February 18, 2019 3:00 PM
19
February
2019
15:00

Sdiptech AB (publ) sells back AVA Monitoring AB

Press Release
18 February 2019, 15:00.

Sdiptech AB (publ) sells back AVA Monitoring AB

Sdiptech has today allowed the subsidiary AVA Monitoring to return to its original owners. The transaction entails a minor capital gain for Sdiptech, while more room for new investments is freed up.

On 5 July 2017, Sdiptech acquired the shares in the company AVA Monitoring AB, which develops and sells measurement systems for monitoring vibrations and noise in connection with infrastructure projects.

The acquisition model that was applied was largely based on outcomes in future earnings. Following the completion of the transaction, the company showed an extraordinary earnings trend over a short period of time, meaning that the performance-based acquisition model was not relevant in relation to the assumed long-term trend.

In the situation that has arisen, the parties have been in negotiations for some time with the intention of finding a solution. The parties have now agreed that the former owners, Malte i Sverige Holding AB, will re-enter as the 100 percent shareholder in AVA Monitoring effective 18 February 2019. Sdiptech’s deliberations have paid particular consideration to AVA Monitoring’s industrial focus, whereby its customers operate predominantly in construction and building technologies. AVA Monitoring will now continue to operate under the same management, and Sdiptech wishes the new (and former) owners and the company’s personnel the best possible development.

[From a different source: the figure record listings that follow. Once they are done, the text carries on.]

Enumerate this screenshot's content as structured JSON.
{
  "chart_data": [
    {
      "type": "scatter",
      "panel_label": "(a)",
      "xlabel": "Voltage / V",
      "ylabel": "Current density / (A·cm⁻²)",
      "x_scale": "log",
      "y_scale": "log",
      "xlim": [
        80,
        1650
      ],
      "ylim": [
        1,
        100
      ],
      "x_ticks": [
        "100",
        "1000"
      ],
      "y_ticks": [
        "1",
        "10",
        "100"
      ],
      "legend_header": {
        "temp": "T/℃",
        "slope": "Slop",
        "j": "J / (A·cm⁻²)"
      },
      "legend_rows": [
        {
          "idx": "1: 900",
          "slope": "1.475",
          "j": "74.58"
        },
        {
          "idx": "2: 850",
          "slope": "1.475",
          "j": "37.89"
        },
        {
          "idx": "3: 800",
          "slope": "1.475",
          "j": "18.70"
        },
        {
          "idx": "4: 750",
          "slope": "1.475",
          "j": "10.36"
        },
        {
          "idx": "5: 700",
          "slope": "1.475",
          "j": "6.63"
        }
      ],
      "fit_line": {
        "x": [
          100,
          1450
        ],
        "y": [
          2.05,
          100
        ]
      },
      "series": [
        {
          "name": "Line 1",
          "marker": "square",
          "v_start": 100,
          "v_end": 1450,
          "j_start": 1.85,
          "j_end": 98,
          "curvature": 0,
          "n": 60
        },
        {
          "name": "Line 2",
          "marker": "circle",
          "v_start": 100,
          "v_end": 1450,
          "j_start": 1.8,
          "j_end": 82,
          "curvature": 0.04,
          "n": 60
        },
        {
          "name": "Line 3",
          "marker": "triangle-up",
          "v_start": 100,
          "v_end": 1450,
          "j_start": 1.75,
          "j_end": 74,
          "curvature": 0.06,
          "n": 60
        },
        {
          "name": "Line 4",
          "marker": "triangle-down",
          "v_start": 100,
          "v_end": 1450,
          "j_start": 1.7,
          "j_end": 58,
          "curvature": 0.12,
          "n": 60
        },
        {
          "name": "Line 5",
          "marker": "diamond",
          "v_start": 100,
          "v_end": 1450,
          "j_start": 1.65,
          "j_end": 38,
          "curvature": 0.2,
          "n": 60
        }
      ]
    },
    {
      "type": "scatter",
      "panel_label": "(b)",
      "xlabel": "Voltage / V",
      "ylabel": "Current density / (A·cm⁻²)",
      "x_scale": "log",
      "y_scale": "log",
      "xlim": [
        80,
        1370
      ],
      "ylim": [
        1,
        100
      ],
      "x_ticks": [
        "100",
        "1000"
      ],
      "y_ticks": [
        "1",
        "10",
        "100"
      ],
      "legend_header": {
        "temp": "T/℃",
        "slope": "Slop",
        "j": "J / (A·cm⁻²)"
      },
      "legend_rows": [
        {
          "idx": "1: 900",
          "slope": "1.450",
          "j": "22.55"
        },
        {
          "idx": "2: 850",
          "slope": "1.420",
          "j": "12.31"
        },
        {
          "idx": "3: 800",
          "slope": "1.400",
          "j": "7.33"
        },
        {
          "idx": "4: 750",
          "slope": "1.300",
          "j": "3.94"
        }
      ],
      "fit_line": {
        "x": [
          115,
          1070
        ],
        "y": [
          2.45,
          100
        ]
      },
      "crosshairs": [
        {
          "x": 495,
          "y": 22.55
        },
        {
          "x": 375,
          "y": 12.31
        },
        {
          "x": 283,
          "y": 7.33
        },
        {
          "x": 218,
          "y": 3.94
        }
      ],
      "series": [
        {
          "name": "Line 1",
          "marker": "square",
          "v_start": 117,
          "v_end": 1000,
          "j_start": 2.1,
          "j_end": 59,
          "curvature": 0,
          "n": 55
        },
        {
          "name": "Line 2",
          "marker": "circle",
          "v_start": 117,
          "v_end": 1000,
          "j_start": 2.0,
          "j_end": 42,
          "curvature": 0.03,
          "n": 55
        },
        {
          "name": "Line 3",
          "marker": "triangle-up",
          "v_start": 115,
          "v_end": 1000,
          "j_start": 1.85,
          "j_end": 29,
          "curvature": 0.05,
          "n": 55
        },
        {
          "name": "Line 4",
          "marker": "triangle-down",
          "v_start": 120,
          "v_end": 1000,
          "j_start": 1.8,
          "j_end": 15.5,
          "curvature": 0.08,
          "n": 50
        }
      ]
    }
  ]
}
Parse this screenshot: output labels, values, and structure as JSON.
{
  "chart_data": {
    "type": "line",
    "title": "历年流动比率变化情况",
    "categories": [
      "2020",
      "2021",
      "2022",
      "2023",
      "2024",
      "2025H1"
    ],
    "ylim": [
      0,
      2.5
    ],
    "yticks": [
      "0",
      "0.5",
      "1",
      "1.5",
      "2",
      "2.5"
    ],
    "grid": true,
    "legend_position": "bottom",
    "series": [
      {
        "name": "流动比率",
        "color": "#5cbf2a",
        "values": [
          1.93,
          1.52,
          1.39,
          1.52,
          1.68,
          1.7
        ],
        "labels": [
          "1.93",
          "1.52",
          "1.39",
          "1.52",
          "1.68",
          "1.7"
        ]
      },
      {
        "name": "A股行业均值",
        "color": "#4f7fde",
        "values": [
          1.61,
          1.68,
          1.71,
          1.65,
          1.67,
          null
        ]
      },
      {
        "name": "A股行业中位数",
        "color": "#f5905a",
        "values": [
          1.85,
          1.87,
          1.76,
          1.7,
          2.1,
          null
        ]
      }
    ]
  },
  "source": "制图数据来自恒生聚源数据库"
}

The reversal of the acquisition will be effectuated by Sdiptech receiving a refund of the cash purchase consideration paid on the acquisition of AVA Monitoring in July 2017, approx. SEK 21.5 million. Sdiptech’s outstanding liabilities to the sellers of AVA Monitoring, totalling SEK 72 million are to be written off, including the reserved liability for future payment of the conditional purchase consideration. The booked goodwill asset of SEK 71 million that arose in connection with the acquisition is also to be written off. Finally, a cash payment of approximately SEK 2 million is to be received. Following deductions for the accumulated equity from which Sdiptech has benefited since the acquisition, as well as for other costs in connection with the reversal, the net effect for Sdiptech will be a gain of approximately SEK 3 million. The reversal also entails a positive annual return of about 12 percent on the capital tied up in the acquisition.

According to Sdiptech’s assessment, AVA Monitoring, which has belonged to the Niched Products and Services business area, generates long-term sales providing SEK 5 – 10 million in net profit annually. Through the reversal, additional scope for acquisitions is opened up and the Board of Directors makes the assessment that new acquisitions will replace AVA Monitoring’s contribution to earnings.

For additional information, please contact:

Jakob Holm, CEO, +46 761 61 21 91, jakob.holm@sdiptech.com

Bengt Lejdström, CFO, +46 702 74 22 00, bengt.lejdstrom@sdiptech.com

Sdiptech’s Class B ordinary share is traded under the ticker SDIP B with ISIN code SE0003756758.
Sdiptech’s preference shares are traded under the ticker SDIP PREF with ISIN code SE0006758348.
Sdiptech’s Certified Adviser on the Nasdaq First North Stockholm exchange is Erik Penser Bank, +468-463 83 00, certifiedadviser@penser.se. Further information can be found on the company’s website:www.sdiptech.com

Sdiptech AB is a technology group focusing mainly on infrastructure segments that are critical for well-functioning communities and for welfare, such as water & sanitation, electricity & automation, energy efficiency & air climate and transport. As part of our offering in metropolitan areas, we also offer niched technical services for properties. Sdiptech generates annual sales of approximately SEK 1,500 million and is based in Stockholm.

Sdiptech AB (publ) is required to disclose this information pursuant to EU Market Use Regulation 596/2014. The information was provided by the above contact persons for publication on 18 February 2019 at 15:00 CET.